The government has bought millions of masks over the course of the pandemic and given many of them to the public for free. But many well-connected and legacy mask makers like 3M and Honeywell gobbled up most of those deals, leaving the little boys behind, said Bielamowicz, who co-founded United States Mask with David Baillargeon in 2020.

DemeTECH got some government contracts during the Trump administration when the pandemic was fresh, but the Biden administration’s contracts were much more limited, according to Arguello.

The foreign competition that hit mask makers before the pandemic is also mauling small mask makers. Even large domestic mask makers have relied on offshore operations to drive down prices. United States Mask, for example, pays its workers at least $15 an hour and sources its raw materials from the United States. Businesses in China can often undercut this by relying on cheaper labor or government subsidies.

“Industrial and hospital users immediately return to the lowest cost,” said Baillargeon Washington Examiner. “They immediately go back to their old habits. The government picks winners and losers, and we’re going to be the proverbial baby with the bathwater, along with a handful of other people who don’t spend millions of dollars lobbying every year.”

United States Mask sales rose briefly in the days after the mandate was lifted, but business has been difficult in recent months, Baillargeon and Bielamowicz said. The two continue to hope they can keep their heads above water due to medical facility demand for certified N95s, which the company is focusing on.

While DemeTECH has been forced to drastically reduce its mask production, the company has been able to relocate within the facility as the family business makes a range of medical products, Arguello Jr. said.

“We have been manufacturing medical devices for decades. So we’re not new to this. And we’ve been able to leverage the other products we make to move people,” he said. “But a lot of the other companies in the industry aren’t so lucky. They just switch off and stop producing.”

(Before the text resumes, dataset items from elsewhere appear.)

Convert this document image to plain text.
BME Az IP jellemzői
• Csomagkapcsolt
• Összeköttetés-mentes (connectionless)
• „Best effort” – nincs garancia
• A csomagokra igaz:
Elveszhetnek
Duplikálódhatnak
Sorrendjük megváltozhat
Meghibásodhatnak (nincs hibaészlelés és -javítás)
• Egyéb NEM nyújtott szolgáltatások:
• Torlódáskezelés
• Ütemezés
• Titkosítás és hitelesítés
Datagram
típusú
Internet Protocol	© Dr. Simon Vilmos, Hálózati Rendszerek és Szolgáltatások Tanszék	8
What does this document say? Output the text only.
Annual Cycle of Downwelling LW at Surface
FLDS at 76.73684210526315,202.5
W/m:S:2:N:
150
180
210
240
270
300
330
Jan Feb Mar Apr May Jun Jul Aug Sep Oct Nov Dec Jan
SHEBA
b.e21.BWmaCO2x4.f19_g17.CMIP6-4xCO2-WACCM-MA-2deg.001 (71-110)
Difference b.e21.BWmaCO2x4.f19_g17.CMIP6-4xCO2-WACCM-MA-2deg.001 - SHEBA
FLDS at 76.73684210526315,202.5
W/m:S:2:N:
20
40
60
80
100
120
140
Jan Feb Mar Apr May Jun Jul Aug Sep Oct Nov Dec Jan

A federal judge in Florida last week dejected a federal mandate requiring passengers to wear face masks on public transportation like airplanes, in a blow to one of the biggest COVID-19 mask mandates. After a day of confusion over the Biden administration’s plans, the Justice Department signaled so intends to appeal the verdict however, apart from a suspension, so that it can remain in force for the time being.

The daily average of new COVID-19 cases in the United States reached 44,308 on Friday, marking a slight increase over the week, according to the Centers for Disease Control and Prevention.